Greater protection of patient data when national electronic medical records become mandatory

When the new law comes into effect under the proposed Healthcare Services Bill, those who violate it could be fined up to $100,000 and jailed for a period not exceeding 24 months. PHOTO: ST FILE

SINGAPORE - Employers and insurers will be prohibited from accessing a person's medical history in the National Electronic Health Records (NEHR) once the new Healthcare Services Bill comes into effect.

This move should allay concerns that have surfaced repeatedly during feedback sessions on the Ministry of Health's (MOH) announcement that all healthcare institutes must input patient details into a central database that all doctors and other medical practitioners will have access to.

Many people were concerned that their past medical conditions might be used against them by insurance companies when they want to buy a new policy, or by potential employers.

When the new law comes into effect under the proposed Healthcare Services Bill, those who violate it could be fined up to $100,000 and jailed for a period not exceeding 24 months.

People who do not want to have any of their medical data in the NEHR will be given two options. They can have their data included but not made available to any doctor accessing the database. If they change their minds later, their medical history can be uploaded.

Alternatively, they can choose not to have any of their medical data in the system. In this case, no historical data will be available.

The idea behind the NEHR is to enable any doctor treating patients to have relevant medical information that could help in treatment and diagnosis. It will also prevent data from being lost should a doctor retire.

This is especially critical in emergency situations. Dr Charmaine Manauis of Tan Tock Seng Hospital's (TTSH) emergency department gave an example of a patient who was brought in unconscious. Doctors found out from the NEHR that the patient was on Dabigatran, an anticoagulant that would have affected treatment if they had not been aware of it.

Historical medical information is also useful in a normal clinic setting, especially for elderly patients who might not remember, or even know, the medications they are taking.

While substantial medical details may be put into the system, doctors can access only basic information, such as diagnosis, medications, laboratory reports, allergies and immunisations, and, if the patient was previously hospitalised, the discharge report.
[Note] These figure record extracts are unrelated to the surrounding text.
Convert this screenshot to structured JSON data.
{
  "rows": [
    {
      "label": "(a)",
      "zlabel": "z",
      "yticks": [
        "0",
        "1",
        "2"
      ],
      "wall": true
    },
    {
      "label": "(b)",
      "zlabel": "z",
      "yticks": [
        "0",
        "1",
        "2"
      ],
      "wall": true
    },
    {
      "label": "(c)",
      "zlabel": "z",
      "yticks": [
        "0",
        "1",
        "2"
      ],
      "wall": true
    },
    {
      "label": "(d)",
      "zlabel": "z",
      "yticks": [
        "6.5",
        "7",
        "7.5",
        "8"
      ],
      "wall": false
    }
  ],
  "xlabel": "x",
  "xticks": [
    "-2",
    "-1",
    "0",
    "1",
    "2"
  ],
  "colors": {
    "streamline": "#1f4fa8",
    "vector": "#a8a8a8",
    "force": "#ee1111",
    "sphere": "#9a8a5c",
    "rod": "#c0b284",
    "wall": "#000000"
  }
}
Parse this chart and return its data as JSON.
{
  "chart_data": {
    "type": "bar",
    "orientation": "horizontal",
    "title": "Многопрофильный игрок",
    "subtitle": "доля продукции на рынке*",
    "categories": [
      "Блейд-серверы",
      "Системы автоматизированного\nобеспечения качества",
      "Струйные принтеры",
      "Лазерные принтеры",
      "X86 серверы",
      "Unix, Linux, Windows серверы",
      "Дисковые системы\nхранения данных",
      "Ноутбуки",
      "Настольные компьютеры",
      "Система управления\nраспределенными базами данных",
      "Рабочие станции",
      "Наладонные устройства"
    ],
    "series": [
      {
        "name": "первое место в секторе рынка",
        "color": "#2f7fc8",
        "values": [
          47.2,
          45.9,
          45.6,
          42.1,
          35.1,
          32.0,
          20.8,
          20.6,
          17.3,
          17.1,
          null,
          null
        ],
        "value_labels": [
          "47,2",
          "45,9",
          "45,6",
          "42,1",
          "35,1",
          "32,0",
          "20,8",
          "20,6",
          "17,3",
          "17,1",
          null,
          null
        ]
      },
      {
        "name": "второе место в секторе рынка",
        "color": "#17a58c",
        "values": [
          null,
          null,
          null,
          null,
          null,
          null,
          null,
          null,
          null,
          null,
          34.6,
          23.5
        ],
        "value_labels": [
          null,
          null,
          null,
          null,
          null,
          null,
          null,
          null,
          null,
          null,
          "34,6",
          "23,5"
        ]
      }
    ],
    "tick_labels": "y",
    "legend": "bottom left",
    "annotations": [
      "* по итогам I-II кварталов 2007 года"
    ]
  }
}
So far, all public-sector medical institutions are inputting patient information, but very little is coming in from the private sector.

Last year, Health Minister Gan Kim Yong announced plans to make it compulsory for all to input data. To help them get started, MOH has put aside $20 million in grants - ranging from $2,400 for clinics to $200,000 for hospitals - for those who join the scheme early, before it becomes mandatory.

Ms Tin Pei Ling, a member of the Government Parliamentary Committee for Health said it was good to broaden the regulations to include non premises-based services.

She said: "With ageing, there is increasing need for mobile care services such as home nursing. Already, there are companies operating in this area of need where they match supply of professional freelance nurses to home- or bed-bound patients."

There may be further changes to the final Bill, depending on feedback the ministry hopes to receive over the next six weeks. It has uploaded the complete draft Bill on the Internet and is asking for feedback before finalising it.